Nous avions certes loupé une journée de cours, mais l'avoir séché m'avait fait le plus grand bien. Parce que je venais de vivre là, l'une des meilleures journées de ma vie. Au milieu des rires, des blagues pas spécialement drôles de mon compagnon, des gens qui passèrent dans la rue l'air de rien : nous fûmes tellement libres. C'était l'une des premières fois que je me sentis vivre en journée, que je me sentis totalement moi, Lucy Hudson ; et à mon goût, il n'y avait rien de plus magique que quelqu'un qui savait comment me faire devenir celle que j'étais. Puis, au fond, ce n'était pas grave, en absence de certificat, je dirais que j'avais chuté dans mes escaliers et comme preuve, je leur montrerais les blessures que je m'étais faites le premier soir.

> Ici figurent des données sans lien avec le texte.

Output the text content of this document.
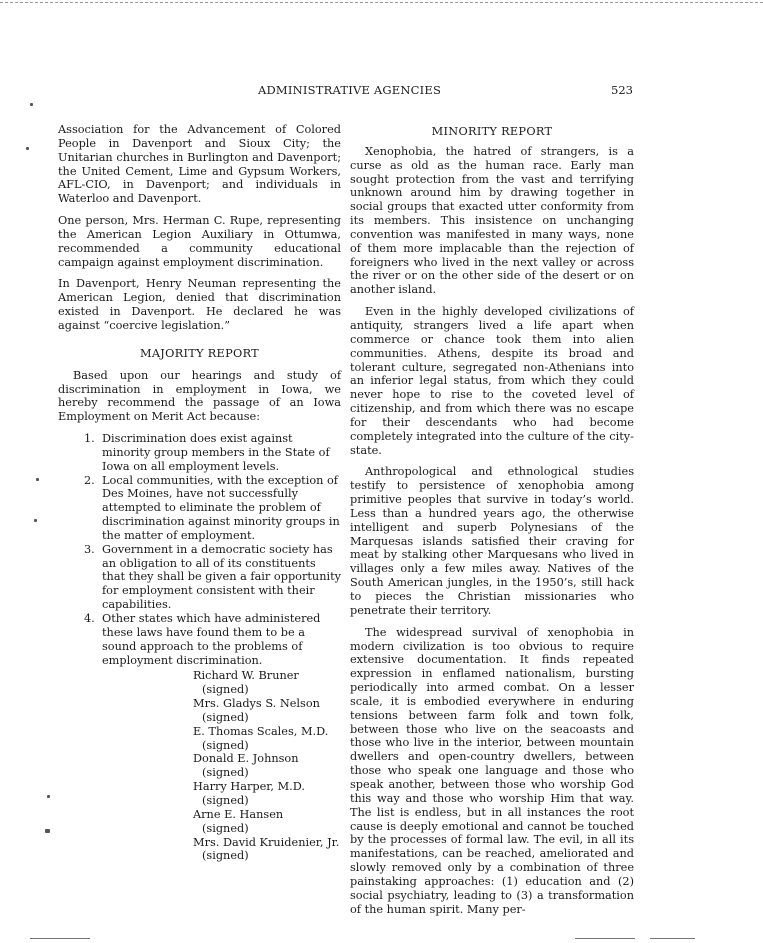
ADMINISTRATIVE AGENCIES	523

Association for the Advancement of Colored People in Davenport and Sioux City; the Unitarian churches in Burlington and Davenport; the United Cement, Lime and Gypsum Workers, AFL-CIO, in Davenport; and individuals in Waterloo and Davenport.

One person, Mrs. Herman C. Rupe, representing the American Legion Auxiliary in Ottumwa, recommended a community educational campaign against employment discrimination.

In Davenport, Henry Neuman representing the American Legion, denied that discrimination existed in Davenport. He declared he was against “coercive legislation.”

MAJORITY REPORT

Based upon our hearings and study of discrimination in employment in Iowa, we hereby recommend the passage of an Iowa Employment on Merit Act because:

1. Discrimination does exist against minority group members in the State of Iowa on all employment levels.
2. Local communities, with the exception of Des Moines, have not successfully attempted to eliminate the problem of discrimination against minority groups in the matter of employment.
3. Government in a democratic society has an obligation to all of its constituents that they shall be given a fair opportunity for employment consistent with their capabilities.
4. Other states which have administered these laws have found them to be a sound approach to the problems of employment discrimination.
Richard W. Bruner
(signed)
Mrs. Gladys S. Nelson
(signed)
E. Thomas Scales, M.D.
(signed)
Donald E. Johnson
(signed)
Harry Harper, M.D.
(signed)
Arne E. Hansen
(signed)
Mrs. David Kruidenier, Jr.
(signed)
MINORITY REPORT

Xenophobia, the hatred of strangers, is a curse as old as the human race. Early man sought protection from the vast and terrifying unknown around him by drawing together in social groups that exacted utter conformity from its members. This insistence on unchanging convention was manifested in many ways, none of them more implacable than the rejection of foreigners who lived in the next valley or across the river or on the other side of the desert or on another island.

Even in the highly developed civilizations of antiquity, strangers lived a life apart when commerce or chance took them into alien communities. Athens, despite its broad and tolerant culture, segregated non-Athenians into an inferior legal status, from which they could never hope to rise to the coveted level of citizenship, and from which there was no escape for their descendants who had become completely integrated into the culture of the city-state.

Anthropological and ethnological studies testify to persistence of xenophobia among primitive peoples that survive in today’s world. Less than a hundred years ago, the otherwise intelligent and superb Polynesians of the Marquesas islands satisfied their craving for meat by stalking other Marquesans who lived in villages only a few miles away. Natives of the South American jungles, in the 1950’s, still hack to pieces the Christian missionaries who penetrate their territory.

The widespread survival of xenophobia in modern civilization is too obvious to require extensive documentation. It finds repeated expression in enflamed nationalism, bursting periodically into armed combat. On a lesser scale, it is embodied everywhere in enduring tensions between farm folk and town folk, between those who live on the seacoasts and those who live in the interior, between mountain dwellers and open-country dwellers, between those who speak one language and those who speak another, between those who worship God this way and those who worship Him that way. The list is endless, but in all instances the root cause is deeply emotional and cannot be touched by the processes of formal law. The evil, in all its manifestations, can be reached, ameliorated and slowly removed only by a combination of three painstaking approaches: (1) education and (2) social psychiatry, leading to (3) a transformation of the human spirit. Many per-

Alors, nous étions là, le regard rivé vers le ciel sous l'habituelle pluie de pétales de cerisier. Nous étions presque seuls, personne ne prêta attention à nous et nous avions l'impression d'être invisibles et invincibles. C'était doux comme sensation, avoir l'impression que rien ne pouvait nous toucher ni nous blesser. C'était tellement agréable, que j'aurais aimé rester là des années, voir des décennies sans même bouger ou respirer. Juste être là, l'air de rien, à fixer le ciel et à écouter la vie s'endormir. Seulement, rien n'est éternel et tout a une fin, même les petites bulles qui nous englobent lors de nos moments de bonheur. Une personne cria et une voix appela Nate, nous faisant sursauter et éclater la bulle dans laquelle nous étions. Nous nous détachâmes et nous retournâmes vers la provenance du son.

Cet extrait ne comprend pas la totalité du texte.